As young adults, four of five of these children are still actively involved with Quaker community: one a member of a meeting, another an attender, and another attending a Quaker college. Most notable, though, is that all four are active in the young people’s community that drew them to Quakerism in the first place—active in yearly meeting, and in the Western Young Friends New Year’s Gathering. It is a joy to watch them go off to New Year’s Gathering together and to share the deep commitments of their earnest young lives.
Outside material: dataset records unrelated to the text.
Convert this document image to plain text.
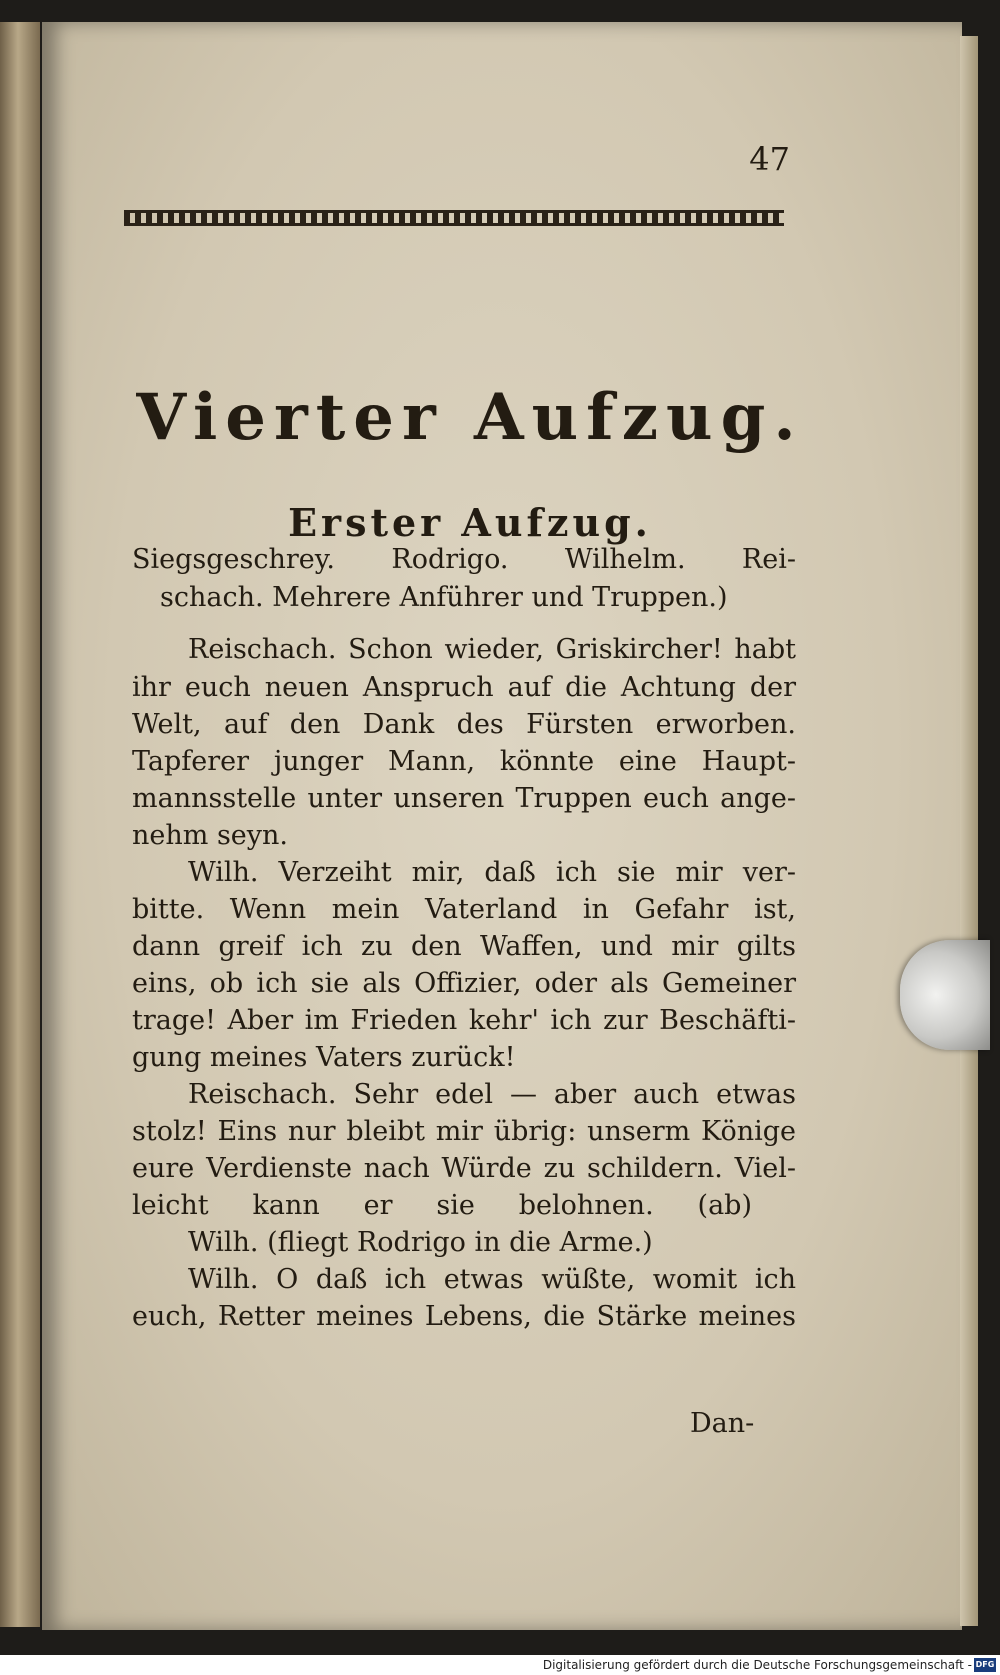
47
Vierter Aufzug.
Erster Aufzug.
Siegsgeschrey. Rodrigo. Wilhelm. Rei-
schach. Mehrere Anführer und Truppen.)
Reischach. Schon wieder, Griskircher! habt
ihr euch neuen Anspruch auf die Achtung der
Welt, auf den Dank des Fürsten erworben.
Tapferer junger Mann, könnte eine Haupt-
mannsstelle unter unseren Truppen euch ange-
nehm seyn.
Wilh. Verzeiht mir, daß ich sie mir ver-
bitte. Wenn mein Vaterland in Gefahr ist,
dann greif ich zu den Waffen, und mir gilts
eins, ob ich sie als Offizier, oder als Gemeiner
trage! Aber im Frieden kehr' ich zur Beschäfti-
gung meines Vaters zurück!
Reischach. Sehr edel — aber auch etwas
stolz! Eins nur bleibt mir übrig: unserm Könige
eure Verdienste nach Würde zu schildern. Viel-
leicht kann er sie belohnen. (ab)
Wilh. (fliegt Rodrigo in die Arme.)
Wilh. O daß ich etwas wüßte, womit ich
euch, Retter meines Lebens, die Stärke meines
Dan-
Digitalisierung gefördert durch die Deutsche Forschungsgemeinschaft - DFG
My gratitude to the meetings that helped me raise them is deep.

The weakness of the teen meeting system that I experienced was its isolation from the rest of the community of Friends. Looking back, I have wished for these children to have also had the experience of being cherished by a monthly meeting from early childhood. I have heard adult Friends talk movingly of the love and acceptance they felt as children from elders in their monthly meeting. I also wish for more of the adults in our monthly meetings to share the life and light of the young people. So many young people drop out of meeting starting at around age 11—about the age when the great mystics of many traditions were experiencing their first searing mystical experiences—and about the age when the teen meetings were beginning to make their deep impression on the lives of the children in my care.

The Quaker abolitionist John Woolman was deeply fixed in his mid-20s on his concern for slaves and slaveholders. He traveled extensively in the ministry, speaking his message with earnest love. Where can we find among ourselves the young Woolmans of today? Are they embedded in our meetings, or have we cut many of them loose a decade or more earlier? If we as meetings could stay in contact with our teenagers, we might have more fire and less comfort—and that might well be a good thing for us and for the world!

Gail Eastwood

Gail Eastwood, a member of Humboldt Meeting in Arcata, Calif., is co-clerk of Pacific Yearly Meeting's Religious Education for Children Committee.